Mahmudullah's dream debut
Set 277 to win, the home side crumbled to 181 all out as the debutant off-spinner Mahmudullah Riyad ripped through the batting order with 5-51 in the first Test. The strategy for Mahmudullah was simple and it could be best described by what had happened in the second session of the final day. At one point, wicketkeeper Mushfiqur Rahim shouted out to Mahmudullah: "Just keep hitting the right areas; the pitch will take care of the rest". Mahmudullah did exactly that to pick up three quick wickets after lunch before he returned to take another two in the last session, finishing with figures of five for 51 in 15 overs which would remain as his career-best spell in the format.
Mashrafe limps off the ground
Bowling in his just seventh over of his first game in charge of the Bangladesh Test side, Mashrafe Bin Mortaza lost his footing and fell clumsily on his right knee. The delivery was put away through the covers by Omar Phillips for a boundary but what had hurt the Tigers most was that Mashrafe had to be eventually ruled out from the entire series as he limped out of the ground in agony.
Shakib rises to the occasion
With Mashrafe gone, vice-captain Shakib Al Hasan assumed his role and went on to etch his names in the Tigers' cricket history. Shakib led from the front in the West Indies in 2009, earning both the player of the match (in the second Test) and player of the series awards. He scored 159 runs in the two-Test series at an average of 53.00 and was Bangladesh's second-highest run-scorer in those matches. His haul of 13 wickets at an average of 18.76 from both matches meant Shakib was the equal highest wicket-taker for the series along with West Indies fast bowler Kemar Roach. After orchestrating the downfall of the Windies in the first Test, to help the Tigers win their second Test after four years and six months since their first Test win, Shakib put in an all-round display in the second Test in Grenada to charge Bangladesh to their first overseas series win. Shakib struck a majestic unbeaten 96 off 97 balls in the second innings and Bangladesh, after an early scare, comfortably surpassed the target of 215 with a day to spare. He also ended with figures of five for 70 as Bangladesh bowled out West Indies for 209.

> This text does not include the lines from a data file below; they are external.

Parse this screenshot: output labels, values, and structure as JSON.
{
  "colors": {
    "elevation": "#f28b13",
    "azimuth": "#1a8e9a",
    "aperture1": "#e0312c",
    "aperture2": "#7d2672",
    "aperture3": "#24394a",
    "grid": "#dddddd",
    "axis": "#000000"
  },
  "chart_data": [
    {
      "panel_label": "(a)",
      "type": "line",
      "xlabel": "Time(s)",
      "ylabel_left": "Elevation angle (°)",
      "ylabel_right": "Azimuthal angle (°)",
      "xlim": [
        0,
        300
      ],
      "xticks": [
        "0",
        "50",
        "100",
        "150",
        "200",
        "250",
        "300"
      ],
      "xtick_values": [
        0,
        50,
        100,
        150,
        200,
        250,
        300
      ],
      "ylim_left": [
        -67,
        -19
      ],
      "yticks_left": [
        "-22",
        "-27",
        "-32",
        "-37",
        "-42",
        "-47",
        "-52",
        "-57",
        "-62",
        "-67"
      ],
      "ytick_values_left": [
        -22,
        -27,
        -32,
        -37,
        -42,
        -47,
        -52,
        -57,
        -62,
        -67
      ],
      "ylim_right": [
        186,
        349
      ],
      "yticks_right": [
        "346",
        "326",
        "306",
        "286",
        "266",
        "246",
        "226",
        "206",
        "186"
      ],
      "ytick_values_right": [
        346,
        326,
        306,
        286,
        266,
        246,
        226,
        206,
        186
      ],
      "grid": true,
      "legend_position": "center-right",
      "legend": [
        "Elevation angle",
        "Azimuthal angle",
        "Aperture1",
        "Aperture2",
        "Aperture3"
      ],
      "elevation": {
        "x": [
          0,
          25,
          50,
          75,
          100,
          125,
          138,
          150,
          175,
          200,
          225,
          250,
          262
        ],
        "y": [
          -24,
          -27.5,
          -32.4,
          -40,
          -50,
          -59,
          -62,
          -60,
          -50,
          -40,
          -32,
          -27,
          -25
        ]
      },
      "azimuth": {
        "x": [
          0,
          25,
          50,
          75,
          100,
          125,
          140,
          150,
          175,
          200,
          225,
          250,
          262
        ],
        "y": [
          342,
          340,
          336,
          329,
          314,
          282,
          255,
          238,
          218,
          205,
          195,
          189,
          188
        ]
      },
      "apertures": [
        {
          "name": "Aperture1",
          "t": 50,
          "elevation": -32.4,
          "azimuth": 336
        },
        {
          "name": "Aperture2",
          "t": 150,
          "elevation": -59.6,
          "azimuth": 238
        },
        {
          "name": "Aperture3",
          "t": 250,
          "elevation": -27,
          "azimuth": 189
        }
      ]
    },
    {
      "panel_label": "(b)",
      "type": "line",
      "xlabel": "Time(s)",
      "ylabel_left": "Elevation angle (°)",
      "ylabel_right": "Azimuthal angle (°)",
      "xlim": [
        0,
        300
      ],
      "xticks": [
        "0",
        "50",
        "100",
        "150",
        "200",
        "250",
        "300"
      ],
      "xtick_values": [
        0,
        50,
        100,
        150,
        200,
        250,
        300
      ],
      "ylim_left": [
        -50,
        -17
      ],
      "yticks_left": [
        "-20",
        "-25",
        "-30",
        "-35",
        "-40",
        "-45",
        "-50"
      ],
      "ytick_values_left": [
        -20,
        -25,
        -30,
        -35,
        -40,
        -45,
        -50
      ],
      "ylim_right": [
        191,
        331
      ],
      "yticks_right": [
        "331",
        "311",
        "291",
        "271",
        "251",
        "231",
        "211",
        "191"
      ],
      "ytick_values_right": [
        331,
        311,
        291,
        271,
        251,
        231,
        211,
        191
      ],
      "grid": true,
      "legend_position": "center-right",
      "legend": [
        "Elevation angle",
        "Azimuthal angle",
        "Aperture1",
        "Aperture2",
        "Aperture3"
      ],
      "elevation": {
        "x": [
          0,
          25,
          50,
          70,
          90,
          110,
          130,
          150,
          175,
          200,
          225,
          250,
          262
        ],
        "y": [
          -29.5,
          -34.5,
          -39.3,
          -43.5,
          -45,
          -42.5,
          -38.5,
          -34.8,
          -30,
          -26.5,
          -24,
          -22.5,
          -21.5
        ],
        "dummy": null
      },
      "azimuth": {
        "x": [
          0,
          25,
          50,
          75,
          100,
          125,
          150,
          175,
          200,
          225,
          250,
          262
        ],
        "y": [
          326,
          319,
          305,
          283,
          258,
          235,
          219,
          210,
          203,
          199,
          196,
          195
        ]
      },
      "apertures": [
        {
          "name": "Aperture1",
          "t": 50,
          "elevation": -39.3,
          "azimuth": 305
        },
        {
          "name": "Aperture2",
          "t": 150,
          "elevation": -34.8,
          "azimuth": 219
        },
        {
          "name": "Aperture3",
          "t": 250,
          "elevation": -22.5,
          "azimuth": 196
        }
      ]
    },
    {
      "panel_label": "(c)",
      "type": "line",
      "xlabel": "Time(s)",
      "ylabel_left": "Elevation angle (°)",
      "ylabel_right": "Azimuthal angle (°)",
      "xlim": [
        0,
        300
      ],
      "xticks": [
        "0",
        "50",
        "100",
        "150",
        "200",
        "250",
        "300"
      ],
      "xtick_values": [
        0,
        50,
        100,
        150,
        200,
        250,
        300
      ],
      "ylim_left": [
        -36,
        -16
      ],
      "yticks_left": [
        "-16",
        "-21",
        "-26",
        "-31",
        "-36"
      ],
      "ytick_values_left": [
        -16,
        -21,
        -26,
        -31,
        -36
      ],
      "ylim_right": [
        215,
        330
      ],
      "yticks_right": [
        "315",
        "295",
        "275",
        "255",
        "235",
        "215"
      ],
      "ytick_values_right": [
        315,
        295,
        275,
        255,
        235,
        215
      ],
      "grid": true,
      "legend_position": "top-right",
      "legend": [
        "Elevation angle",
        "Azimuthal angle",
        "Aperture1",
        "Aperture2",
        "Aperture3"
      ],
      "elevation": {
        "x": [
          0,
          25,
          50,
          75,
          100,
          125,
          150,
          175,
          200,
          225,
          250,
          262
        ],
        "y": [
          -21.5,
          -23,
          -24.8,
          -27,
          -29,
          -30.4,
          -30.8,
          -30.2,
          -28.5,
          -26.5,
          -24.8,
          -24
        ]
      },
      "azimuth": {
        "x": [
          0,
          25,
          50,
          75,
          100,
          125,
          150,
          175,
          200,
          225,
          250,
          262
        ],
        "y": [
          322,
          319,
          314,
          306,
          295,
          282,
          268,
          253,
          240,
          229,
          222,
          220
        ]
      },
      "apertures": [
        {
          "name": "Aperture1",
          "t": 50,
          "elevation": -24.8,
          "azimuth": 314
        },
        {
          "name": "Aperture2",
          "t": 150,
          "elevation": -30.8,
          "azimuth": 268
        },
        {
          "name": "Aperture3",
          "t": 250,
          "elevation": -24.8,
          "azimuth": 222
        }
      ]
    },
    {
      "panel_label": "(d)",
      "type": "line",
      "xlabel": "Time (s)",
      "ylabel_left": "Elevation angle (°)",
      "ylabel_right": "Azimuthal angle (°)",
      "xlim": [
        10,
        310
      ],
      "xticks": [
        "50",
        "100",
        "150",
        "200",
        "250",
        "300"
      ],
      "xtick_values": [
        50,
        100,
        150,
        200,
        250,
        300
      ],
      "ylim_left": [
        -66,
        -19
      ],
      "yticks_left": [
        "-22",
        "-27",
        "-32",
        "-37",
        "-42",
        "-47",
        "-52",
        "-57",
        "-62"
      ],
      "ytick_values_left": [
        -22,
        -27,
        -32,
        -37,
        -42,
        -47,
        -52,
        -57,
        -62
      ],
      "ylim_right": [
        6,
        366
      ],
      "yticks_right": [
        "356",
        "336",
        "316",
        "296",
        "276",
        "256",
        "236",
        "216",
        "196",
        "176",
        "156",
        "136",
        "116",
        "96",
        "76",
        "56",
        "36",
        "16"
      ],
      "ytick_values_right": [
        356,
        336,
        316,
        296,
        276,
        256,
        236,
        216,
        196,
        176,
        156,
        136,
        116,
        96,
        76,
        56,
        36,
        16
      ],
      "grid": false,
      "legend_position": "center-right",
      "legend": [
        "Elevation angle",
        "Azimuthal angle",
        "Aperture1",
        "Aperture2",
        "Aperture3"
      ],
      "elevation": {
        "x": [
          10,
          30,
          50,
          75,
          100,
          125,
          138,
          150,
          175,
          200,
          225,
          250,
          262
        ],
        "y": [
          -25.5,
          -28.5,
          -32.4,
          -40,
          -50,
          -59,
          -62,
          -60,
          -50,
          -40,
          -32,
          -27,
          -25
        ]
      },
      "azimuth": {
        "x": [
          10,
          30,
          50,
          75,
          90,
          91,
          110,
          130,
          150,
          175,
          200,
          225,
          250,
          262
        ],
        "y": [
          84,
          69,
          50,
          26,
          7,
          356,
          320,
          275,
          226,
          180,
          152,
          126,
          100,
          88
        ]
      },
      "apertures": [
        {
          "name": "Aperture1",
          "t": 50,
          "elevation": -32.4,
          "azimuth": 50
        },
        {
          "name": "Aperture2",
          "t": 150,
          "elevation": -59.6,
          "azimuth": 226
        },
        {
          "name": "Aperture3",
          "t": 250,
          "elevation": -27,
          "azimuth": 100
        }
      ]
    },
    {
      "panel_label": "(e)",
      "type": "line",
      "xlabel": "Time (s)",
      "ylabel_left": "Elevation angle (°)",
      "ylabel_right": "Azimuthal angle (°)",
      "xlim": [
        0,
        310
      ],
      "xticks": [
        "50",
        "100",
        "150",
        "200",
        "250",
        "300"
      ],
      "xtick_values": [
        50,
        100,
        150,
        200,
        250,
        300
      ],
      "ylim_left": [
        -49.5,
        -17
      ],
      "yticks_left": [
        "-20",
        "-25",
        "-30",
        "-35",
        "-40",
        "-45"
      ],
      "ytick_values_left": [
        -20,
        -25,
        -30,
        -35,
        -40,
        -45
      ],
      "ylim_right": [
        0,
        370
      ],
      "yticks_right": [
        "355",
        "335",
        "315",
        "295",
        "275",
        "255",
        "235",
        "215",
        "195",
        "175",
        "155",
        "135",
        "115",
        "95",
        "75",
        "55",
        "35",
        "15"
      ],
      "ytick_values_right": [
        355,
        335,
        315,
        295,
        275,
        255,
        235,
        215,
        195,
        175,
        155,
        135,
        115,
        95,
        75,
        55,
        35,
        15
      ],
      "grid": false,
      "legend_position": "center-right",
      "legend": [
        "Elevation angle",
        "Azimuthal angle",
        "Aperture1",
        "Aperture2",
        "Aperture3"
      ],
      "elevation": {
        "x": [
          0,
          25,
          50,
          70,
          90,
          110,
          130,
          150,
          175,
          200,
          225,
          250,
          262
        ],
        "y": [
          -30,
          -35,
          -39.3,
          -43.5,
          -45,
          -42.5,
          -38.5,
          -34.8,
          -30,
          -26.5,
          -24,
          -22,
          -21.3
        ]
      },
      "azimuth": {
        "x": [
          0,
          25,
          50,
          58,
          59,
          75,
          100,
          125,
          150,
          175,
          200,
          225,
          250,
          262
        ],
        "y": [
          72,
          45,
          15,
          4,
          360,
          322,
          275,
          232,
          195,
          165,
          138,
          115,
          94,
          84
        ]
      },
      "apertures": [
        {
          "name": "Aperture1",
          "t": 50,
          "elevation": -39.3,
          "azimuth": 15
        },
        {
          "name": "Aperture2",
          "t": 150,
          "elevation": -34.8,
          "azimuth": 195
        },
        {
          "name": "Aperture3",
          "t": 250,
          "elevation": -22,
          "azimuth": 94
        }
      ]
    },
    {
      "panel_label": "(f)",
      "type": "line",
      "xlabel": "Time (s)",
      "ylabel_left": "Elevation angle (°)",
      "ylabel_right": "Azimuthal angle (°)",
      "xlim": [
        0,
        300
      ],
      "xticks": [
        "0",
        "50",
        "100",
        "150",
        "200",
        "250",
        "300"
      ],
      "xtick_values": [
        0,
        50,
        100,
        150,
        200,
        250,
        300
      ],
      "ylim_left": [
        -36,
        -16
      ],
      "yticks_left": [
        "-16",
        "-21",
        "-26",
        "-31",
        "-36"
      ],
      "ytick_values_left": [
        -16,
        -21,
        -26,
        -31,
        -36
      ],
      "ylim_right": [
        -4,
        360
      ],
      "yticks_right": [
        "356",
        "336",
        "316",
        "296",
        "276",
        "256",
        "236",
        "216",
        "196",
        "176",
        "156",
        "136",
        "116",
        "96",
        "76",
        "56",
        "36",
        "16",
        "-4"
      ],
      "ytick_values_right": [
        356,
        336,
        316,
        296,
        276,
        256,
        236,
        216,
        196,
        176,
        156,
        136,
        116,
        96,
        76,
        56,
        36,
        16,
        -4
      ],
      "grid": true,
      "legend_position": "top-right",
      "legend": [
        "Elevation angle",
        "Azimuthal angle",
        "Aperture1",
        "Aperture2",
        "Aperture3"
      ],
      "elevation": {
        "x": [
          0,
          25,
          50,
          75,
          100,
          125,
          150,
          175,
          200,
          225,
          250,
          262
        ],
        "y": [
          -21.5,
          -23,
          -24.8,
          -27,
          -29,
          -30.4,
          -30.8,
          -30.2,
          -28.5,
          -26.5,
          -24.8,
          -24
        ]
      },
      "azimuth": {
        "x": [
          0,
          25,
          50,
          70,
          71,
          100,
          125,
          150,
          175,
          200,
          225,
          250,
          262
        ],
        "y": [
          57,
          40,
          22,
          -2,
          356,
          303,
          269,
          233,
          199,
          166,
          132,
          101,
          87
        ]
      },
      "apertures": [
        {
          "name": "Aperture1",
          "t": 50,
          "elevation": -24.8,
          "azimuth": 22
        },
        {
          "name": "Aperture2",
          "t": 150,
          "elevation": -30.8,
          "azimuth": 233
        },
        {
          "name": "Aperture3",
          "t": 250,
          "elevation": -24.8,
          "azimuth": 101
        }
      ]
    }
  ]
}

A weakened West Indies side
In the eyes of many, Bangladesh's achievement may be undermined as they played against a second-string West Indies side missing 13 of their best players because of a contract dispute with the West Indies Cricket Board (WICB). Even the two Tests were largely ignored by the Caribbean public with pitifully low attendance on each day in both St Vincent and Grenada. The only positives for West Indies coach John Dyson will have been the bowling of Sammy and paceman Roach along with the all-round play of Dave Bernard, who scored three half-centuries and delivered some useful medium pace. But for a side that had lost their skipper to an injury early on the tour and were yet to register their second Test win in 60 matches since their introduction the Test format nine years ago, it still meant a lot.